First of all, I'm a huge Margot fan. I love I, Tonya. I think I saw this side of her that was so interesting, and I also really love Harley Quinn, and I think she's one of the most well-written comic book characters ever. She's so distinct, which is so rare. We know exactly who she is. The idea of bringing her to life, I just wanted to bring out full Harley as started by Paul Dini in the '90s and also give Margot a chance to do something she hadn't done with the character. So it really was giving her full on Harley, chaotic, out of control, but still has the sweetness that we can't really explain, to be able to see her experience growth in her unique Harley way. Her way of growth is something that would be considered horrible by most people's standards. But in her situation, it's growth. The speech that she gives with Luna is one of the very first things I wrote when I was jotting ideas for the movie and it changed very little from that day until the time we shot it.

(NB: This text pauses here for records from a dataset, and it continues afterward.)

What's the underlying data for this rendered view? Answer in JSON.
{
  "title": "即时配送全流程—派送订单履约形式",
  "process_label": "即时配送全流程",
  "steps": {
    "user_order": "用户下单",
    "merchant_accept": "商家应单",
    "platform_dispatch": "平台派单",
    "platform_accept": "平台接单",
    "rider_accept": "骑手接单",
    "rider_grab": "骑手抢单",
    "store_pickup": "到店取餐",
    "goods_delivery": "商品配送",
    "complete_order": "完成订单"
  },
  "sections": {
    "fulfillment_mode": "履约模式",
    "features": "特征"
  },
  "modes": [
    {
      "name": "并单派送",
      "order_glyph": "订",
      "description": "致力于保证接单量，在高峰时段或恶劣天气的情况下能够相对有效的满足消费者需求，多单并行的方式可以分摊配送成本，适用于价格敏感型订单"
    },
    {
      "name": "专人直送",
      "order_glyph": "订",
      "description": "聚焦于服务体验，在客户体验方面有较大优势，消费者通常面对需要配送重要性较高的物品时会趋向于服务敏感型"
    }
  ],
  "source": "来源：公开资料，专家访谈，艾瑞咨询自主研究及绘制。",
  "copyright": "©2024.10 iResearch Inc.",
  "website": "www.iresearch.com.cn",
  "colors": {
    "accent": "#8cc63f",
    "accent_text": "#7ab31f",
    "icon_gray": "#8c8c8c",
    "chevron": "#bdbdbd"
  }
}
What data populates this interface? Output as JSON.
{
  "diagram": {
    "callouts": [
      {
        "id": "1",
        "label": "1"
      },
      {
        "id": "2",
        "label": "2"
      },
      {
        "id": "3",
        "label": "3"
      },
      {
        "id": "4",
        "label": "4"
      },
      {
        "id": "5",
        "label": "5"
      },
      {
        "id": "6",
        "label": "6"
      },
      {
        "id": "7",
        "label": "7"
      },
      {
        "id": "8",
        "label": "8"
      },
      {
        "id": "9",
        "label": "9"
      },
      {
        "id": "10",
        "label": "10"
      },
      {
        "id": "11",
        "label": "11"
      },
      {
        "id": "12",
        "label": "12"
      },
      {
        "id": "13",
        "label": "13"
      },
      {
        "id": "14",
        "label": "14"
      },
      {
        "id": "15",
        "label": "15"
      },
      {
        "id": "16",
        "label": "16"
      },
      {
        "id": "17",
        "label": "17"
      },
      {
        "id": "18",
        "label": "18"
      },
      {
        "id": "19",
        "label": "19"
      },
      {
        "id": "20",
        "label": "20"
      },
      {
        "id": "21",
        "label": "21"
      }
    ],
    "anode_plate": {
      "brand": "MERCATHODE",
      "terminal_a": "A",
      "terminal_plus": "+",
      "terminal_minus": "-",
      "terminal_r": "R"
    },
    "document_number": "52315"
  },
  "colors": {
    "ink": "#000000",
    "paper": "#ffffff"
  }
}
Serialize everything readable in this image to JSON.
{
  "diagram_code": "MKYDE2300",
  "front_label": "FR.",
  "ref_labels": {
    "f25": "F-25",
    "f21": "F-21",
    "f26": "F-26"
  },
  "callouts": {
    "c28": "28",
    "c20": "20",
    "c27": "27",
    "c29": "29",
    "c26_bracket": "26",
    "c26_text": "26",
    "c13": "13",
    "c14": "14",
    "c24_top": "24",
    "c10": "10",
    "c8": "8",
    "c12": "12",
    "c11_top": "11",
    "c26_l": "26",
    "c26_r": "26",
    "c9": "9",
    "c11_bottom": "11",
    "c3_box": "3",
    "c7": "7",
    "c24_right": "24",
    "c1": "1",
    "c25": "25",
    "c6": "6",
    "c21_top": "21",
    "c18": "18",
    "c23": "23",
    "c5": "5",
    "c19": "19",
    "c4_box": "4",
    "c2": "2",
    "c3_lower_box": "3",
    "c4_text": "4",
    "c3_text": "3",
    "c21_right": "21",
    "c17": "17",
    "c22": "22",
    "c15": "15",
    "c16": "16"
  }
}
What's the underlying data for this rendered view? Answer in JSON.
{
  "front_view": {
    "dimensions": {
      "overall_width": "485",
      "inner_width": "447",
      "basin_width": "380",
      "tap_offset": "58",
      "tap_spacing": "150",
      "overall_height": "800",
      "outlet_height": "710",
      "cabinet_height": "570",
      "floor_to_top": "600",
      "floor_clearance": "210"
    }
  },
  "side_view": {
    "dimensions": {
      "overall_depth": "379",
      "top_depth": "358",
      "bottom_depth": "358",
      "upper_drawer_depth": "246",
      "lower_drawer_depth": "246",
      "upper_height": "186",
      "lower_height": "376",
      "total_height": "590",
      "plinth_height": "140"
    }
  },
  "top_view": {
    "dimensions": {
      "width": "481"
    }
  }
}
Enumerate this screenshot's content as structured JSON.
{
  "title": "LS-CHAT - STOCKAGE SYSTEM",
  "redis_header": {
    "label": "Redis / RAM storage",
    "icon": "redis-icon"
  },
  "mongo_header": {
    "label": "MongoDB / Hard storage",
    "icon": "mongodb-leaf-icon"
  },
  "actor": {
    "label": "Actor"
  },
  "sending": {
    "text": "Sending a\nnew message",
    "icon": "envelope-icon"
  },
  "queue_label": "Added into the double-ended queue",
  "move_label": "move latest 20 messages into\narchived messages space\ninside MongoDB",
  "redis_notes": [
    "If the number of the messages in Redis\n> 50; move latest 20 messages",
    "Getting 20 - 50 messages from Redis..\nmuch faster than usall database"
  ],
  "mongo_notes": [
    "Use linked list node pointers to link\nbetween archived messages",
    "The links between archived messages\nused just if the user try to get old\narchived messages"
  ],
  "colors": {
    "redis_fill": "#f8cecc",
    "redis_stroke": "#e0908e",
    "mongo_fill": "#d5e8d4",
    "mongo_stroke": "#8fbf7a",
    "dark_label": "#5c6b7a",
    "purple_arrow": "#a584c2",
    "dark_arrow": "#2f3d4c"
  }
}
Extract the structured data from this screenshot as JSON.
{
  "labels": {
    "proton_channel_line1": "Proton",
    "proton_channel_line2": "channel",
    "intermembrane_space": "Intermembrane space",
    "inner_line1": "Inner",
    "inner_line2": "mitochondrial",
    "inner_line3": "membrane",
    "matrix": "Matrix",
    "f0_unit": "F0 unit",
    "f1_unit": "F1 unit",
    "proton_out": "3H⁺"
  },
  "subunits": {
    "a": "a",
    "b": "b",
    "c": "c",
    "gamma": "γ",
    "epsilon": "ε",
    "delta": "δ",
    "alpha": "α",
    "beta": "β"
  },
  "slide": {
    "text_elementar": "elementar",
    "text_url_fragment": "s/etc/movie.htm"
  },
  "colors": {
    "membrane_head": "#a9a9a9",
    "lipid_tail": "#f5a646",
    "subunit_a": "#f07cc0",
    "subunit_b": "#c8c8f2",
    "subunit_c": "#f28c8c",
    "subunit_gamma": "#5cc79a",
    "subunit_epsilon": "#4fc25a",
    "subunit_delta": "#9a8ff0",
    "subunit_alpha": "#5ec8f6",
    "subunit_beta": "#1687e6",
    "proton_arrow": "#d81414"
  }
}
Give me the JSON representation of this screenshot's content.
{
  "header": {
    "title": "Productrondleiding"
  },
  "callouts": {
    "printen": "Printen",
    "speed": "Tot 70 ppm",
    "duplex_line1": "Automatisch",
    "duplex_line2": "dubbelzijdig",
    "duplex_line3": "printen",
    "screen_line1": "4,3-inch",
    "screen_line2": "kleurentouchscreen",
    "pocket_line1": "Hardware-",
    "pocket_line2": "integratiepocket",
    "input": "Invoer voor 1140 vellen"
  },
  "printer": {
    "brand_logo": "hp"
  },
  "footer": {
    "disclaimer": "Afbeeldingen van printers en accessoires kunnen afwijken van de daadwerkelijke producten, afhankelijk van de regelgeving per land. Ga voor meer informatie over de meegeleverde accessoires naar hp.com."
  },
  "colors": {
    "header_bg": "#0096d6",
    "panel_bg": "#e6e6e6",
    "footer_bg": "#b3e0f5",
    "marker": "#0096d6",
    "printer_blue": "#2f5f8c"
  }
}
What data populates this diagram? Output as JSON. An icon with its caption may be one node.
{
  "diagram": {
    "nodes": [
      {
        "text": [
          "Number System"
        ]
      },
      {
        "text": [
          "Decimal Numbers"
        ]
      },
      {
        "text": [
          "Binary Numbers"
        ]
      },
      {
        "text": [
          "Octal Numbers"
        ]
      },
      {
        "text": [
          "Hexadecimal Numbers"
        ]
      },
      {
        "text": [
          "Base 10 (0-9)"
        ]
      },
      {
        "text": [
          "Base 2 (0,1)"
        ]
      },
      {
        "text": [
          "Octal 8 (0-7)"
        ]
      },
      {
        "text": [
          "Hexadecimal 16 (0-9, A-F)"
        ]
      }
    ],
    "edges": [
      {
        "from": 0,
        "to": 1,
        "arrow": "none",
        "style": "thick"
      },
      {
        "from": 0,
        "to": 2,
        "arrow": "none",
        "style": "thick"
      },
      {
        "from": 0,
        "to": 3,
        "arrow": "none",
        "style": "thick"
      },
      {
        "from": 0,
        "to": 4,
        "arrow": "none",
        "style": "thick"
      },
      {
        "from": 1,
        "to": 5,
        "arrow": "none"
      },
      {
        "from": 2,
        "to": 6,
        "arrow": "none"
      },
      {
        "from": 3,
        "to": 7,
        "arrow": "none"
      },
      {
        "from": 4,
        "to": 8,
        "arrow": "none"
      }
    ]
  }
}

On the one hand, you have the socio-political side of the story. On the other, you have Starro. How did you think about using him?
I really am attracted aesthetically to contrast, the political aspects of it contrasted with a giant kaiju. It's interesting to me to see this beautifully broken colors of Colón, Panama next to this giant ridiculous starfish. Some of our early art was that and I'm like, "Oh my god, this movie is so fucked up, I can't believe they are letting me do this." I love Starro as a character, he scared the shit out of me as a kid. I realize he's ridiculous because he's pink and bright blue, and walks poorly, but I also think he's scary as hell. I don't like the idea of a thing going up my face and things going in my nostrils controlling my brain and I just become a part of that guy. That's terrible. I like all those contrasts in there and the way he served the story.

What conversations do you have with your brother Sean about what he's going to do in each movie? In this one, he's Weasel. 
It really doesn't go that far. He doesn't expect to be in my movies at all, and then I call him up and say, "I want you to play this guy, he's kind of like Bill the Cat from Bloom County, but a supervillain." He's kind of about as close to a greyhound as any anthropomorphic animal has ever been. I said that to him: "When they take Weasel on that ship and they throw him into the water, you might as well be throwing a German Shepherd into the water." He has no clue what's going on. He is not smart. King Shark is Einstein next to Weasel.